E abbiamo (ho) ordinato la cucina: melanzana e bianco. Matt. Mi piace e arriva a metà luglio. Stiamo ancora valutando gli elettrodomestici: non costano molto meno acquistati non dal mobiliere… mi sa che non conviene.
Insomma il cantiere sta finendo: non vedo l’ora di entrare e di fare pulizie e di arredarla e di riempirla di gatti abbandonati. Sono veramente esaurita! Però il mio fisico regge bene: sono stanca, sì, ma temevo drammi e ricadute che al momento, nonostante l’assenza di terapie, non si sono viste [e tocchiamo ferro tutti assieme].
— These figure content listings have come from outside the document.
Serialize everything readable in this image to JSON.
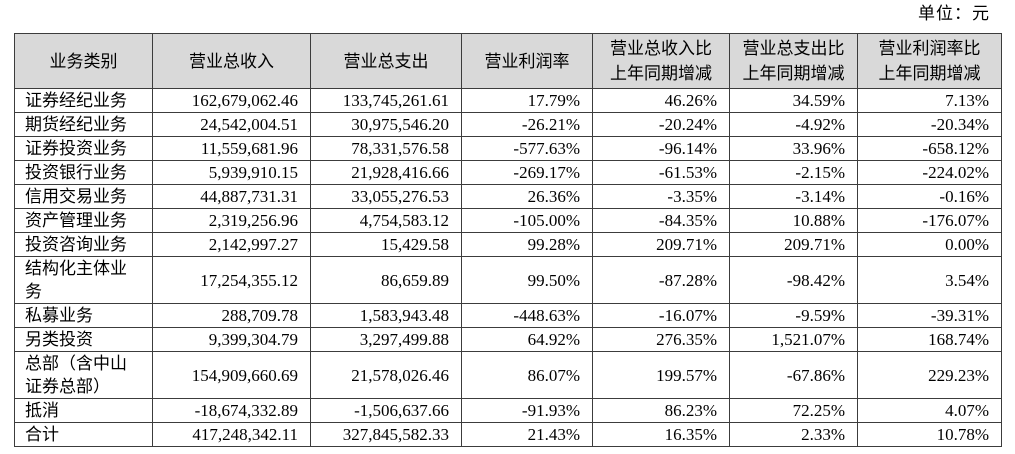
{
  "unit_label": "单位：元",
  "table": {
    "columns": [
      {
        "key": "category",
        "header": "业务类别",
        "align": "left"
      },
      {
        "key": "revenue",
        "header": "营业总收入",
        "align": "right"
      },
      {
        "key": "expense",
        "header": "营业总支出",
        "align": "right"
      },
      {
        "key": "margin",
        "header": "营业利润率",
        "align": "right"
      },
      {
        "key": "revenue_yoy",
        "header": "营业总收入比\n上年同期增减",
        "align": "right"
      },
      {
        "key": "expense_yoy",
        "header": "营业总支出比\n上年同期增减",
        "align": "right"
      },
      {
        "key": "margin_yoy",
        "header": "营业利润率比\n上年同期增减",
        "align": "right"
      }
    ],
    "rows": [
      {
        "category": "证券经纪业务",
        "revenue": "162,679,062.46",
        "expense": "133,745,261.61",
        "margin": "17.79%",
        "revenue_yoy": "46.26%",
        "expense_yoy": "34.59%",
        "margin_yoy": "7.13%"
      },
      {
        "category": "期货经纪业务",
        "revenue": "24,542,004.51",
        "expense": "30,975,546.20",
        "margin": "-26.21%",
        "revenue_yoy": "-20.24%",
        "expense_yoy": "-4.92%",
        "margin_yoy": "-20.34%"
      },
      {
        "category": "证券投资业务",
        "revenue": "11,559,681.96",
        "expense": "78,331,576.58",
        "margin": "-577.63%",
        "revenue_yoy": "-96.14%",
        "expense_yoy": "33.96%",
        "margin_yoy": "-658.12%"
      },
      {
        "category": "投资银行业务",
        "revenue": "5,939,910.15",
        "expense": "21,928,416.66",
        "margin": "-269.17%",
        "revenue_yoy": "-61.53%",
        "expense_yoy": "-2.15%",
        "margin_yoy": "-224.02%"
      },
      {
        "category": "信用交易业务",
        "revenue": "44,887,731.31",
        "expense": "33,055,276.53",
        "margin": "26.36%",
        "revenue_yoy": "-3.35%",
        "expense_yoy": "-3.14%",
        "margin_yoy": "-0.16%"
      },
      {
        "category": "资产管理业务",
        "revenue": "2,319,256.96",
        "expense": "4,754,583.12",
        "margin": "-105.00%",
        "revenue_yoy": "-84.35%",
        "expense_yoy": "10.88%",
        "margin_yoy": "-176.07%"
      },
      {
        "category": "投资咨询业务",
        "revenue": "2,142,997.27",
        "expense": "15,429.58",
        "margin": "99.28%",
        "revenue_yoy": "209.71%",
        "expense_yoy": "209.71%",
        "margin_yoy": "0.00%"
      },
      {
        "category": "结构化主体业\n务",
        "revenue": "17,254,355.12",
        "expense": "86,659.89",
        "margin": "99.50%",
        "revenue_yoy": "-87.28%",
        "expense_yoy": "-98.42%",
        "margin_yoy": "3.54%"
      },
      {
        "category": "私募业务",
        "revenue": "288,709.78",
        "expense": "1,583,943.48",
        "margin": "-448.63%",
        "revenue_yoy": "-16.07%",
        "expense_yoy": "-9.59%",
        "margin_yoy": "-39.31%"
      },
      {
        "category": "另类投资",
        "revenue": "9,399,304.79",
        "expense": "3,297,499.88",
        "margin": "64.92%",
        "revenue_yoy": "276.35%",
        "expense_yoy": "1,521.07%",
        "margin_yoy": "168.74%"
      },
      {
        "category": "总部（含中山\n证券总部）",
        "revenue": "154,909,660.69",
        "expense": "21,578,026.46",
        "margin": "86.07%",
        "revenue_yoy": "199.57%",
        "expense_yoy": "-67.86%",
        "margin_yoy": "229.23%"
      },
      {
        "category": "抵消",
        "revenue": "-18,674,332.89",
        "expense": "-1,506,637.66",
        "margin": "-91.93%",
        "revenue_yoy": "86.23%",
        "expense_yoy": "72.25%",
        "margin_yoy": "4.07%"
      },
      {
        "category": "合计",
        "revenue": "417,248,342.11",
        "expense": "327,845,582.33",
        "margin": "21.43%",
        "revenue_yoy": "16.35%",
        "expense_yoy": "2.33%",
        "margin_yoy": "10.78%"
      }
    ]
  }
}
Ogni tanto ho periodi bui, tipo l’altro ieri che sono andata a parlare alla signora di due piani sopra per dirle “ciao signora di due piani sopra! ti dobbiamo fare un buco nel muro perché la mia caminella della caldaia è ostruita dietro il tuo muro e non ho intenzione di far saltare in aria il palazzo”. Non è stato carino né facile, ma nemmeno impossibile.
In quei momenti stilo l’elenco delle persone che inviterò all’inaugurazione: usavo lo stesso trucco in tesi per la festa di laurea. Ha funzionato allora e funziona ora.
Ancora mi manca quando l’Architetto mi diceva “non vedrai mai il cantiere! sei la committente: romperesti solo le palle”.
E io che ci avevo pure creduto.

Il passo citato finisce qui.